And the finalists are...

The Industry Advisory Council's Collaboration and Transformation Shared Interest Group has posted the programs selected as the finalists for the organization's sixth annual Excellence.Gov awards program.

The finalists are:

  • Bidirectional Health Information Exchange, Defense and Veterans Affairs departments.
  • Defense Cross-Credentialing Identification System, DOD.
  • Interagency Data Exchange Application, State Department.
  • Disaster Management e-government initiative, Homeland Security Department.
  • Enterprise Human Resources Initiative, Office of Personnel Management.
  • Extra Help with Medicare Prescription Drug Costs and Premium Collection Project, Social Security Administration.
  • eRulemaking Initiative, Environmental Protection Agency.
  • Transportation Knowledge-Sharing Initiative, Federal Highway Administration.
  • Geospatial One Stop e-government initiative, Interior Department.
  • Homeland Security Information Network, DHS.
  • Joint Medical Asset Repository, Army.
  • Law Enforcement Information Exchange, Navy Department.
  • Medical Communications for Combat Casualty Care, Army.
  • National Data Warehouse, Department of Health and Human Services.
  • National Sex Offender Public Registry, Justice Department.
  • National Virtual Pointer System, Drug Enforcement Administration.
  • Net-Centric Diplomacy, State Department.
  • Radio Frequency In-Transit Visibility, Army.
  • Regional Data Exchange System, FBI.
  • Standard Procurement System, DOD.

The five winners will be announced at a ceremony and luncheon Feb. 15 at the Mandarin Oriental Hotel in Washington, D.C.

Maxed out

According to the Constitution, one of Congress' primary duties is appropriating funds for federal agencies.
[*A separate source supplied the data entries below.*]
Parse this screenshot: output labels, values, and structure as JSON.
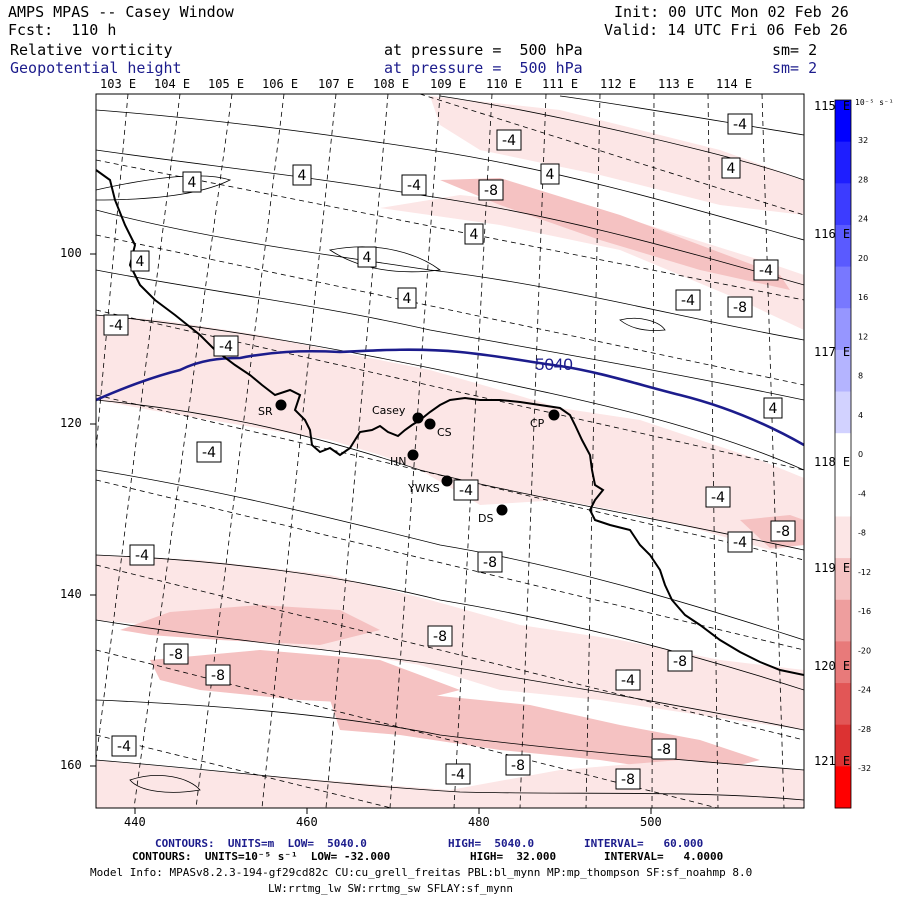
{
  "header": {
    "title": "AMPS MPAS -- Casey Window",
    "forecast": "Fcst:  110 h",
    "init": "Init: 00 UTC Mon 02 Feb 26",
    "valid": "Valid: 14 UTC Fri 06 Feb 26",
    "field1_name": "Relative vorticity",
    "field1_level": "at pressure =  500 hPa",
    "field1_sm": "sm= 2",
    "field2_name": "Geopotential height",
    "field2_level": "at pressure =  500 hPa",
    "field2_sm": "sm= 2"
  },
  "colors": {
    "geopotential_contour": "#1c1c8c",
    "header_blue": "#1c1c8c",
    "shade_light": "#fce6e6",
    "shade_mid": "#f5c2c2"
  },
  "map": {
    "top_longitudes": [
      "103 E",
      "104 E",
      "105 E",
      "106 E",
      "107 E",
      "108 E",
      "109 E",
      "110 E",
      "111 E",
      "112 E",
      "113 E",
      "114 E"
    ],
    "right_longitudes": [
      "115 E",
      "116 E",
      "117 E",
      "118 E",
      "119 E",
      "120 E",
      "121 E"
    ],
    "y_ticks": [
      "100",
      "120",
      "140",
      "160"
    ],
    "x_ticks": [
      "440",
      "460",
      "480",
      "500"
    ],
    "height_label": "5040",
    "contour_labels": [
      "-4",
      "4",
      "4",
      "-4",
      "-8",
      "4",
      "4",
      "-4",
      "4",
      "4",
      "4",
      "4",
      "-4",
      "-8",
      "-4",
      "-4",
      "4",
      "-4",
      "-4",
      "-4",
      "-8",
      "-4",
      "-4",
      "-8",
      "-4",
      "-8",
      "-8",
      "-8",
      "-4",
      "-8",
      "-4",
      "-8",
      "-8",
      "-8",
      "-4"
    ],
    "stations": [
      {
        "name": "SR",
        "label": "SR"
      },
      {
        "name": "Casey",
        "label": "Casey"
      },
      {
        "name": "CS",
        "label": "CS"
      },
      {
        "name": "CP",
        "label": "CP"
      },
      {
        "name": "HN",
        "label": "HN"
      },
      {
        "name": "YWKS",
        "label": "YWKS"
      },
      {
        "name": "DS",
        "label": "DS"
      }
    ]
  },
  "colorbar": {
    "unit_label": "10⁻⁵ s⁻¹",
    "ticks": [
      "32",
      "28",
      "24",
      "20",
      "16",
      "12",
      "8",
      "4",
      "0",
      "-4",
      "-8",
      "-12",
      "-16",
      "-20",
      "-24",
      "-28",
      "-32"
    ],
    "colors": [
      "#0000ff",
      "#1e1eff",
      "#3c3cff",
      "#5a5aff",
      "#7878ff",
      "#9696ff",
      "#b4b4ff",
      "#d2d2ff",
      "#ffffff",
      "#ffffff",
      "#fce6e6",
      "#f5c2c2",
      "#ee9e9e",
      "#e87a7a",
      "#e25656",
      "#dc3232",
      "#ff0000"
    ]
  },
  "footer": {
    "contours1_label": "CONTOURS:  UNITS=m  LOW=  5040.0",
    "contours1_high": "HIGH=  5040.0",
    "contours1_interval": "INTERVAL=   60.000",
    "contours2_label": "CONTOURS:  UNITS=10⁻⁵ s⁻¹  LOW= -32.000",
    "contours2_high": "HIGH=  32.000",
    "contours2_interval": "INTERVAL=   4.0000",
    "model_info_1": "Model Info: MPASv8.2.3-194-gf29cd82c CU:cu_grell_freitas PBL:bl_mynn MP:mp_thompson SF:sf_noahmp 8.0",
    "model_info_2": "LW:rrtmg_lw SW:rrtmg_sw SFLAY:sf_mynn"
  }
}
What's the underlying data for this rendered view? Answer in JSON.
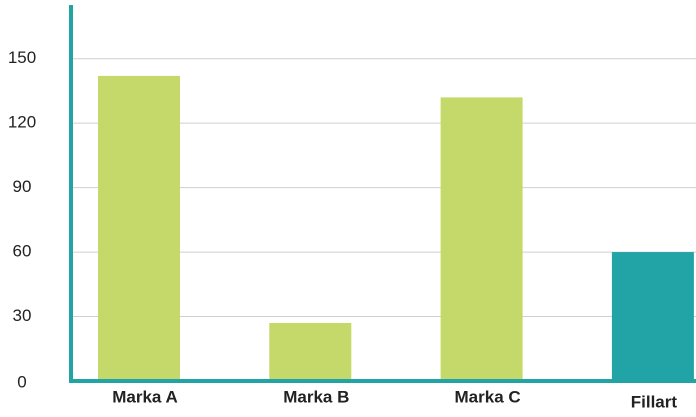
{
  "chart_data": {
    "type": "bar",
    "categories": [
      "Marka A",
      "Marka B",
      "Marka C",
      "Fillart"
    ],
    "values": [
      142,
      27,
      132,
      60
    ],
    "colors": [
      "#c5d96b",
      "#c5d96b",
      "#c5d96b",
      "#22a3a6"
    ],
    "axis_color": "#22a3a6",
    "ylim": [
      0,
      175
    ],
    "yticks": [
      0,
      30,
      60,
      90,
      120,
      150
    ],
    "grid": true
  }
}
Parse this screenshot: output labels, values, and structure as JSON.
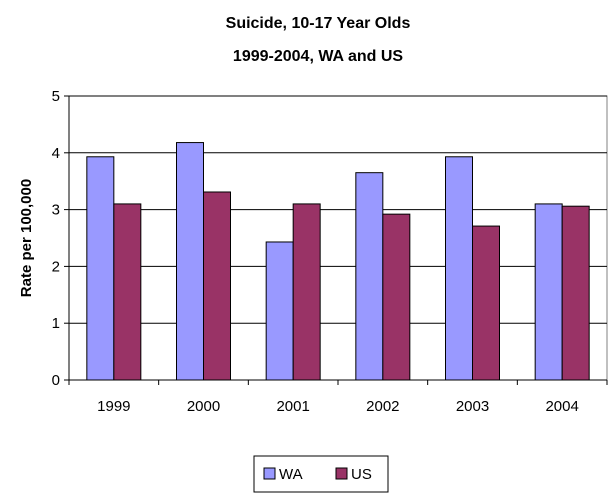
{
  "chart_data": {
    "type": "bar",
    "title_lines": [
      "Suicide, 10-17 Year Olds",
      "1999-2004, WA and US"
    ],
    "xlabel": "",
    "ylabel": "Rate per 100,000",
    "categories": [
      "1999",
      "2000",
      "2001",
      "2002",
      "2003",
      "2004"
    ],
    "series": [
      {
        "name": "WA",
        "values": [
          3.93,
          4.18,
          2.43,
          3.65,
          3.93,
          3.1
        ],
        "color": "#9999ff"
      },
      {
        "name": "US",
        "values": [
          3.1,
          3.31,
          3.1,
          2.92,
          2.71,
          3.06
        ],
        "color": "#993366"
      }
    ],
    "ylim": [
      0,
      5
    ],
    "yticks": [
      "0",
      "1",
      "2",
      "3",
      "4",
      "5"
    ],
    "grid": true,
    "legend_position": "bottom"
  }
}
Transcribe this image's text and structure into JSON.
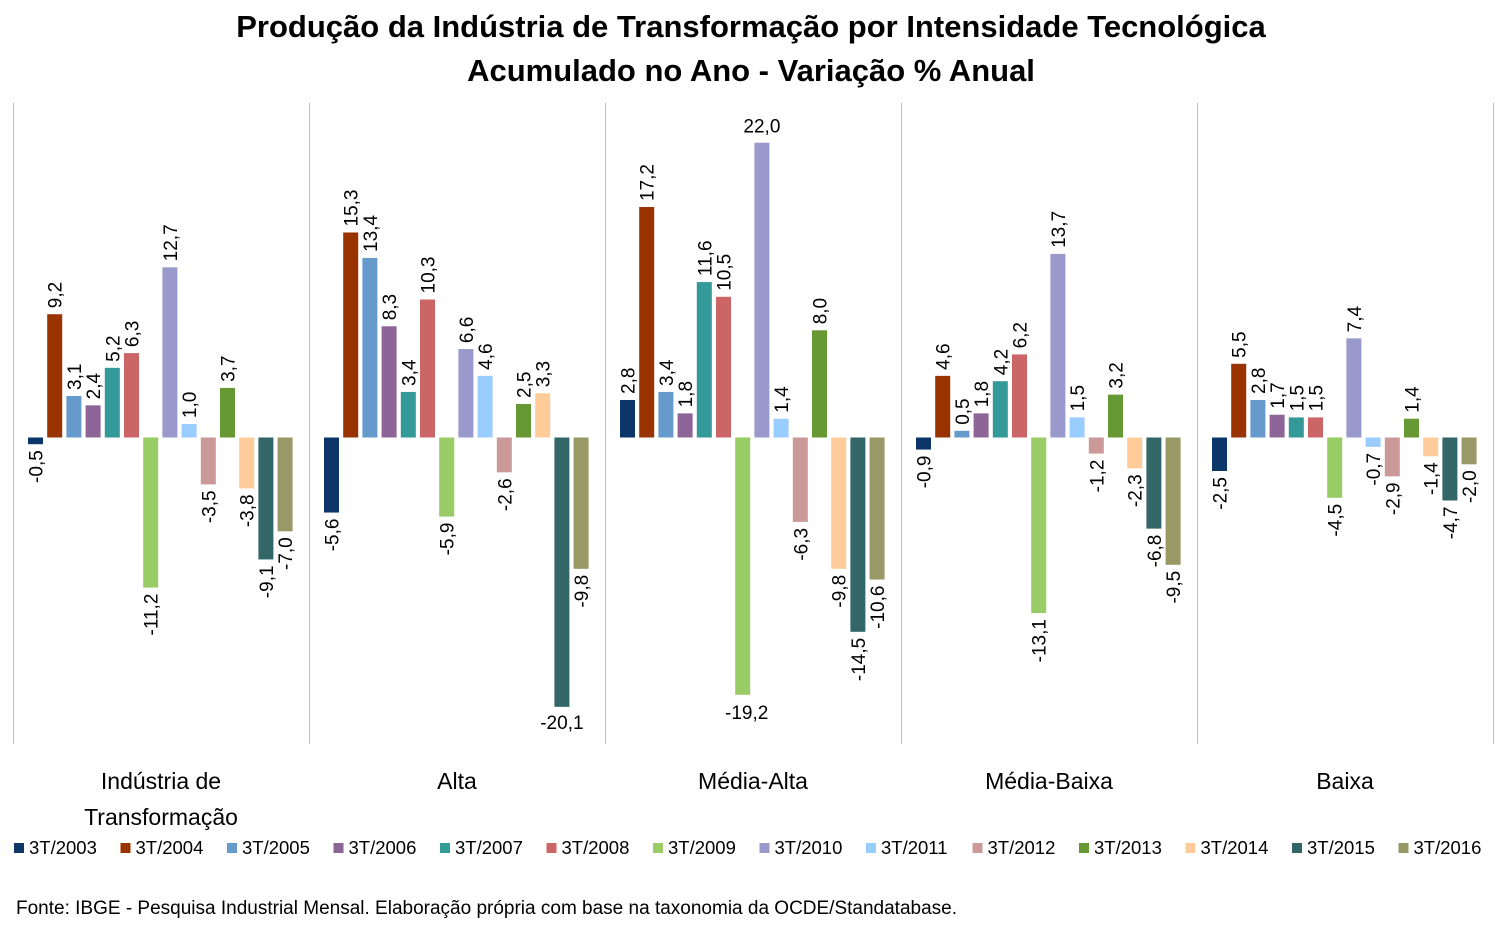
{
  "chart_data": {
    "type": "bar",
    "title": "Produção da Indústria de Transformação por Intensidade Tecnológica",
    "subtitle": "Acumulado no Ano - Variação % Anual",
    "xlabel": "",
    "ylabel": "",
    "ylim": [
      -20.5,
      22.5
    ],
    "grid": false,
    "legend_position": "bottom",
    "categories": [
      "Indústria de Transformação",
      "Alta",
      "Média-Alta",
      "Média-Baixa",
      "Baixa"
    ],
    "series": [
      {
        "name": "3T/2003",
        "color": "#0b3667",
        "values": [
          -0.5,
          -5.6,
          2.8,
          -0.9,
          -2.5
        ],
        "labels": [
          "-0,5",
          "-5,6",
          "2,8",
          "-0,9",
          "-2,5"
        ]
      },
      {
        "name": "3T/2004",
        "color": "#993300",
        "values": [
          9.2,
          15.3,
          17.2,
          4.6,
          5.5
        ],
        "labels": [
          "9,2",
          "15,3",
          "17,2",
          "4,6",
          "5,5"
        ]
      },
      {
        "name": "3T/2005",
        "color": "#6699cc",
        "values": [
          3.1,
          13.4,
          3.4,
          0.5,
          2.8
        ],
        "labels": [
          "3,1",
          "13,4",
          "3,4",
          "0,5",
          "2,8"
        ]
      },
      {
        "name": "3T/2006",
        "color": "#8e6597",
        "values": [
          2.4,
          8.3,
          1.8,
          1.8,
          1.7
        ],
        "labels": [
          "2,4",
          "8,3",
          "1,8",
          "1,8",
          "1,7"
        ]
      },
      {
        "name": "3T/2007",
        "color": "#339999",
        "values": [
          5.2,
          3.4,
          11.6,
          4.2,
          1.5
        ],
        "labels": [
          "5,2",
          "3,4",
          "11,6",
          "4,2",
          "1,5"
        ]
      },
      {
        "name": "3T/2008",
        "color": "#cc6666",
        "values": [
          6.3,
          10.3,
          10.5,
          6.2,
          1.5
        ],
        "labels": [
          "6,3",
          "10,3",
          "10,5",
          "6,2",
          "1,5"
        ]
      },
      {
        "name": "3T/2009",
        "color": "#99cc66",
        "values": [
          -11.2,
          -5.9,
          -19.2,
          -13.1,
          -4.5
        ],
        "labels": [
          "-11,2",
          "-5,9",
          "-19,2",
          "-13,1",
          "-4,5"
        ]
      },
      {
        "name": "3T/2010",
        "color": "#9999cc",
        "values": [
          12.7,
          6.6,
          22.0,
          13.7,
          7.4
        ],
        "labels": [
          "12,7",
          "6,6",
          "22,0",
          "13,7",
          "7,4"
        ]
      },
      {
        "name": "3T/2011",
        "color": "#99ccff",
        "values": [
          1.0,
          4.6,
          1.4,
          1.5,
          -0.7
        ],
        "labels": [
          "1,0",
          "4,6",
          "1,4",
          "1,5",
          "-0,7"
        ]
      },
      {
        "name": "3T/2012",
        "color": "#cc9999",
        "values": [
          -3.5,
          -2.6,
          -6.3,
          -1.2,
          -2.9
        ],
        "labels": [
          "-3,5",
          "-2,6",
          "-6,3",
          "-1,2",
          "-2,9"
        ]
      },
      {
        "name": "3T/2013",
        "color": "#669933",
        "values": [
          3.7,
          2.5,
          8.0,
          3.2,
          1.4
        ],
        "labels": [
          "3,7",
          "2,5",
          "8,0",
          "3,2",
          "1,4"
        ]
      },
      {
        "name": "3T/2014",
        "color": "#ffcc99",
        "values": [
          -3.8,
          3.3,
          -9.8,
          -2.3,
          -1.4
        ],
        "labels": [
          "-3,8",
          "3,3",
          "-9,8",
          "-2,3",
          "-1,4"
        ]
      },
      {
        "name": "3T/2015",
        "color": "#336666",
        "values": [
          -9.1,
          -20.1,
          -14.5,
          -6.8,
          -4.7
        ],
        "labels": [
          "-9,1",
          "-20,1",
          "-14,5",
          "-6,8",
          "-4,7"
        ]
      },
      {
        "name": "3T/2016",
        "color": "#999966",
        "values": [
          -7.0,
          -9.8,
          -10.6,
          -9.5,
          -2.0
        ],
        "labels": [
          "-7,0",
          "-9,8",
          "-10,6",
          "-9,5",
          "-2,0"
        ]
      }
    ]
  },
  "source_note": "Fonte:  IBGE - Pesquisa Industrial Mensal. Elaboração própria com base na taxonomia da OCDE/Standatabase."
}
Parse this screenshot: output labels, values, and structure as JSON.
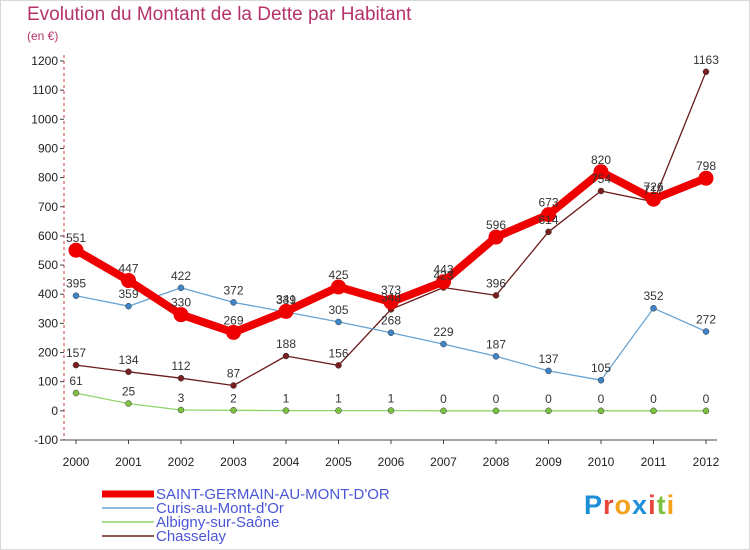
{
  "title": "Evolution du Montant de la Dette par Habitant",
  "subtitle": "(en €)",
  "logo": {
    "text": "Proxiti",
    "colors": [
      "#1f8fd8",
      "#e8463a",
      "#f2a21b",
      "#1f8fd8",
      "#e8463a",
      "#7cc142",
      "#f2a21b"
    ]
  },
  "chart_data": {
    "type": "line",
    "x": [
      "2000",
      "2001",
      "2002",
      "2003",
      "2004",
      "2005",
      "2006",
      "2007",
      "2008",
      "2009",
      "2010",
      "2011",
      "2012"
    ],
    "ylim": [
      -100,
      1200
    ],
    "yticks": [
      -100,
      0,
      100,
      200,
      300,
      400,
      500,
      600,
      700,
      800,
      900,
      1000,
      1100,
      1200
    ],
    "grid": false,
    "legend": "bottom-left",
    "series": [
      {
        "name": "Chasselay",
        "color": "#6b1b1b",
        "marker": "#7a1f1f",
        "values": [
          157,
          134,
          112,
          87,
          188,
          156,
          348,
          423,
          396,
          614,
          754,
          717,
          1163
        ],
        "labels": [
          "157",
          "134",
          "112",
          "87",
          "188",
          "156",
          "348",
          "423",
          "396",
          "614",
          "754",
          "717",
          "1163"
        ]
      },
      {
        "name": "Albigny-sur-Saône",
        "color": "#8fd66a",
        "marker": "#7cc142",
        "values": [
          61,
          25,
          3,
          2,
          1,
          1,
          1,
          0,
          0,
          0,
          0,
          0,
          0
        ],
        "labels": [
          "61",
          "25",
          "3",
          "2",
          "1",
          "1",
          "1",
          "0",
          "0",
          "0",
          "0",
          "0",
          "0"
        ]
      },
      {
        "name": "Curis-au-Mont-d'Or",
        "color": "#6aa3d0",
        "marker": "#3f86c8",
        "values": [
          395,
          359,
          422,
          372,
          339,
          305,
          268,
          229,
          187,
          137,
          105,
          352,
          272
        ],
        "labels": [
          "395",
          "359",
          "422",
          "372",
          "339",
          "305",
          "268",
          "229",
          "187",
          "137",
          "105",
          "352",
          "272"
        ]
      },
      {
        "name": "SAINT-GERMAIN-AU-MONT-D'OR",
        "color": "#ee0000",
        "marker": "#ee0000",
        "values": [
          551,
          447,
          330,
          269,
          341,
          425,
          373,
          443,
          596,
          673,
          820,
          726,
          798
        ],
        "labels": [
          "551",
          "447",
          "330",
          "269",
          "341",
          "425",
          "373",
          "443",
          "596",
          "673",
          "820",
          "726",
          "798"
        ]
      }
    ],
    "legend_order": [
      "SAINT-GERMAIN-AU-MONT-D'OR",
      "Curis-au-Mont-d'Or",
      "Albigny-sur-Saône",
      "Chasselay"
    ]
  }
}
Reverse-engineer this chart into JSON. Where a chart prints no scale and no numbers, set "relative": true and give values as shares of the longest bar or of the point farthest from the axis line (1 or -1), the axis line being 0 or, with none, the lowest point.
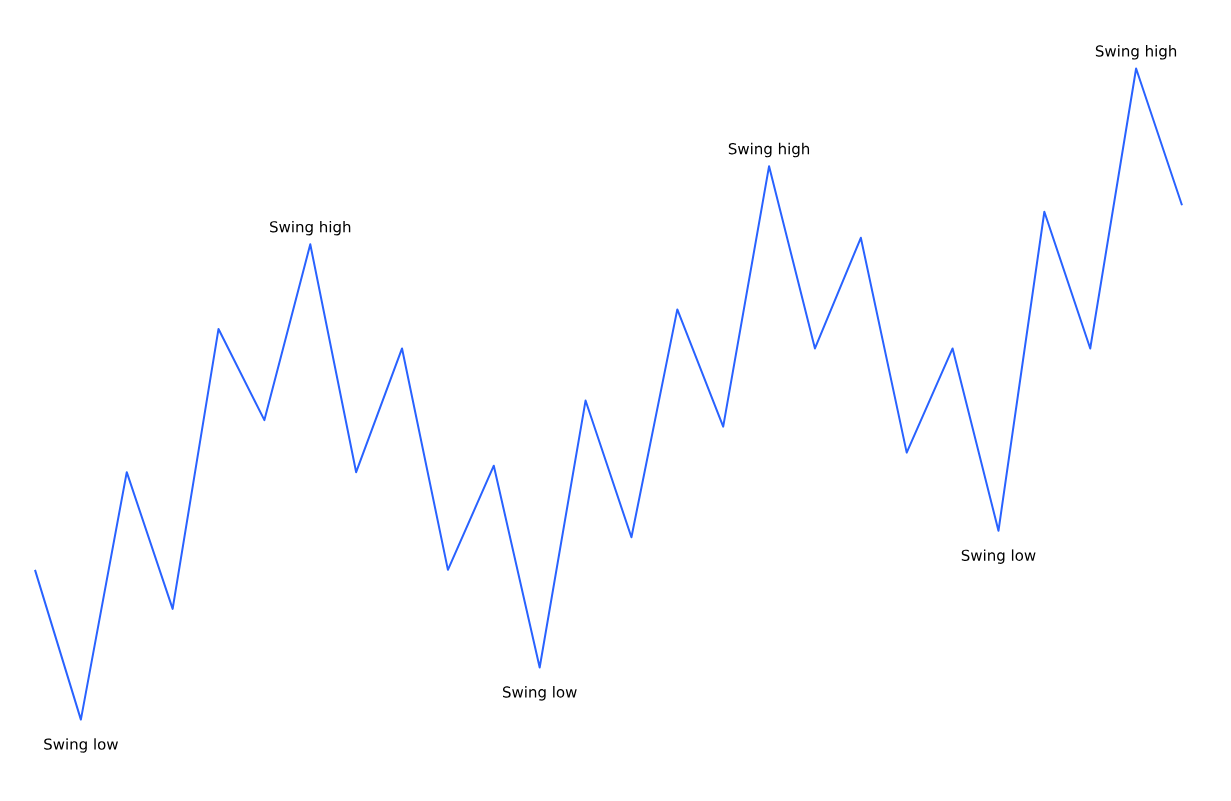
{
  "chart_data": {
    "type": "line",
    "relative": true,
    "color": "#2962ff",
    "categories": [
      null,
      null,
      null,
      null,
      null,
      null,
      null,
      null,
      null,
      null,
      null,
      null,
      null,
      null,
      null,
      null,
      null,
      null,
      null,
      null,
      null,
      null,
      null,
      null,
      null,
      null
    ],
    "values": [
      0.23,
      0,
      0.38,
      0.17,
      0.6,
      0.46,
      0.73,
      0.38,
      0.57,
      0.23,
      0.39,
      0.08,
      0.49,
      0.28,
      0.63,
      0.45,
      0.85,
      0.57,
      0.74,
      0.41,
      0.57,
      0.29,
      0.78,
      0.57,
      1,
      0.79
    ],
    "annotations": [
      {
        "text": "Swing low",
        "y": 0
      },
      {
        "text": "Swing high",
        "y": 0.73
      },
      {
        "text": "Swing low",
        "y": 0.08
      },
      {
        "text": "Swing high",
        "y": 0.85
      },
      {
        "text": "Swing low",
        "y": 0.29
      },
      {
        "text": "Swing high",
        "y": 1
      }
    ]
  }
}
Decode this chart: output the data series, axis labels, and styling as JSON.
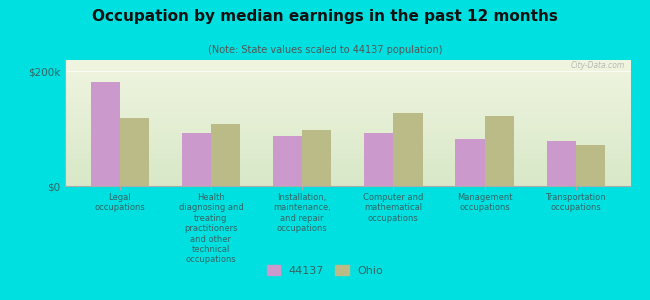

But at times those agencies spend more money than lawmakers appropriated, and Congress wants to know why.

The Antideficiency Act requires agencies to submit reports to Congress and the president detailing any spending that exceeds their appropriated funds. The Government Accountability Office now keeps a database of those reports.

In fiscal 2005, Congress amended the act to require that agencies also send copies of their reports to GAO, and the Senate directed GAO to establish a site that the public could access.

A downloadable PDF file on GAO's Web site summarizes each agency's report and includes information such as the amount of money spent and any remedial action taken.

Final resting places

The Department of Veterans Affairs has nearly doubled the number of records in its public database designed to assist historians, researchers and relatives locate where veterans have been buried.

For some time, the VA has provided information on the gravesites of 3 million veterans buried in its national cemeteries dating back to the Civil War, but the agency recently added nearly 2 million records on veterans buried in private cemeteries.